When the report is accessible on disk, open the skore Project
and call report.diagnosis() to walk the diagnostic surface
programmatically — that is the only entry point this skill
relies on. Confirm the exact signature via
Skill(skore-api) in this turn; do not infer arguments from
memory. Other report attributes are out of scope until v2.

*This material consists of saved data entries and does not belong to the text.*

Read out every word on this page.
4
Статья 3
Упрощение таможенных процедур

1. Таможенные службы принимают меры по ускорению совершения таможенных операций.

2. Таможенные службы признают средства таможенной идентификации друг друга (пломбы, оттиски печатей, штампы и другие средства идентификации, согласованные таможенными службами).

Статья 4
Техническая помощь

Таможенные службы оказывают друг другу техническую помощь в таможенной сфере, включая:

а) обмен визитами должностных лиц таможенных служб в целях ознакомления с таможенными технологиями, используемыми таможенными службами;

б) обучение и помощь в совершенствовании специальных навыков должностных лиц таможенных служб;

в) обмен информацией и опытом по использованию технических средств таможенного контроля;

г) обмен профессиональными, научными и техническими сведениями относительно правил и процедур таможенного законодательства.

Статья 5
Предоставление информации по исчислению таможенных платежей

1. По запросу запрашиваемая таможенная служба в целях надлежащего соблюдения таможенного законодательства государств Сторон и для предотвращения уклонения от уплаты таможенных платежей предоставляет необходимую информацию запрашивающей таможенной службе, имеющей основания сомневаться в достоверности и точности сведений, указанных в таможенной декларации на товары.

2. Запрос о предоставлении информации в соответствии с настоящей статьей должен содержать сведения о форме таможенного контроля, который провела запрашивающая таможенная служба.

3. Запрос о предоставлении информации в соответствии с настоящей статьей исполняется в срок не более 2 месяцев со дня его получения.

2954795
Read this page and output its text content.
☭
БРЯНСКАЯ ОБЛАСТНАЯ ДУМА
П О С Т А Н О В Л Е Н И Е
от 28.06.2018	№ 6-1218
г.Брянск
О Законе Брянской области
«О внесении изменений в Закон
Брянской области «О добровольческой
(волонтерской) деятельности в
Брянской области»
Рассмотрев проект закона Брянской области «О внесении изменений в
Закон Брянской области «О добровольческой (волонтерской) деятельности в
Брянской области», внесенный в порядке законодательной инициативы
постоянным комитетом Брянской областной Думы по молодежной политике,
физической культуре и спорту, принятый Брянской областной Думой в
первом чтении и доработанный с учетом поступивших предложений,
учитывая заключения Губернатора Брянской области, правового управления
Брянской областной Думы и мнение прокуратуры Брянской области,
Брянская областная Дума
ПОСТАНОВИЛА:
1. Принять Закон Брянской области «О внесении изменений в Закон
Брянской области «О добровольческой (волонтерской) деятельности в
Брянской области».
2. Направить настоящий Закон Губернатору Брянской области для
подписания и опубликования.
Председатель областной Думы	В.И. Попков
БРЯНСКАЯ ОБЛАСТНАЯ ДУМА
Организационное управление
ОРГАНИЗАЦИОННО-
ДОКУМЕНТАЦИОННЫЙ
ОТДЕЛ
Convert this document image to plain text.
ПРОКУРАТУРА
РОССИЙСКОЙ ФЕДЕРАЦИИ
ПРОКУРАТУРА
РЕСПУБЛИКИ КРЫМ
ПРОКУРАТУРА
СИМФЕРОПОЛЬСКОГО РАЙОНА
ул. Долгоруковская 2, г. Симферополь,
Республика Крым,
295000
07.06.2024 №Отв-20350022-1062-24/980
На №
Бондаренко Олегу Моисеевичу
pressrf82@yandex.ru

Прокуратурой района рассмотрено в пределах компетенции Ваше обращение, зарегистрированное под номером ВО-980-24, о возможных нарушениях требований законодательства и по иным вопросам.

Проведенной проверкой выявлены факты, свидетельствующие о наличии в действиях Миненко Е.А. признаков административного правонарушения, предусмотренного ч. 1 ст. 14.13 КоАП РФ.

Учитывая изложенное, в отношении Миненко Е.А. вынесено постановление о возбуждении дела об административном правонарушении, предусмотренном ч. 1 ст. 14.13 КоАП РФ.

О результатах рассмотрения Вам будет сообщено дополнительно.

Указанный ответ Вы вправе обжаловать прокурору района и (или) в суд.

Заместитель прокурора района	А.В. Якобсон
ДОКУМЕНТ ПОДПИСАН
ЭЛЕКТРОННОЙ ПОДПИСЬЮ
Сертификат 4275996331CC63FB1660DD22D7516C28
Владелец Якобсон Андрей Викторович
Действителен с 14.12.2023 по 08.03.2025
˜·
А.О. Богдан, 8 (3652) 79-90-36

- If the report isn't accessible, ask — don't fabricate. If
the skore Project store doesn't exist at
reports/, the key
isn't there, or skore isn't importable: return a
proposal-stub that asks the user to paste or describe the
diagnostic finding, instead of inventing one. Stub fields:
Finding: <pending — user describes>, the rest blank. The
parent skill (iterate-ml-experiment) will park the
proposal until the next session.
- Don't propose without a concrete citation. Every finding
must point to a specific section / metric / plot returned by
report.diagnosis() (e.g., "diagnosis section
residuals.by_target_bin — bins target>0.95 show systematic
positive bias").
- Don't fan out. One finding per proposal. The diagnostic
surface returns many things; pick the one with the largest
expected payoff and queue the rest as backlog items.
The inspection loop
- Locate the report. Open the skore Project for this
workspace (the
name and workspace="reports" are set in
the experiment script). Pull the report keyed by the prior
experiment's stem (e.g., 01_baseline).
- Walk the diagnostic surface via
report.diagnosis().
Call report.diagnosis() and read what it returns — that's
the v1 surface (metrics with CIs, calibration, residuals /
probability distributions, per-slice / per-fold breakdowns,
default plots, depending on task type). Use
Skill(skore-api) this turn to confirm the exact return
shape; do not assume keys or attributes from memory. Prefer
the evaluate-ml-pipeline narrative for "what does the
report say"; come back here for "what experiment does that
imply?".
- Rank findings. For each candidate signal, ask: how big
is the gap, and is it actionable in
src/<pkg>/? A
calibration miscalibration on a small slice is interesting
but not actionable; a systematic residual structure on a
feature we control is actionable.
- Form the proposal. The question is "if we fix this
signal, does the headline metric (or the right metric) move
the way we'd expect?" The method outline names the file in
src/<pkg>/ that changes.
What is returned
A short structured block, not a plan file:
Proposal (from: diagnostic on report <prev_stem>):
Finding: <one sentence; cite the report section / metric / plot>
Question: <"does addressing <finding> move <metric>?">
Motivation: <why this finding is actionable in src/<pkg>/, not just interesting>
Method outline: <prose; which file in src/<pkg>/ is touched>
Success: <"finding-specific signal flips" + headline metric delta>
Risks: <ways the fix could move the metric for the wrong reason>
iterate-ml-experiment consumes this and drafts
plan/NN_short_name.md.
Companion skills
iterate-ml-experiment — the caller; owns the plan file.
evaluate-ml-pipeline — for "what does the report say"
before "what should we try next".
skore-api — exact symbols for opening the Project and
reading the report. Don't guess.
iterate-from-user / iterate-from-literature /
iterate-from-methodology — sibling strategies.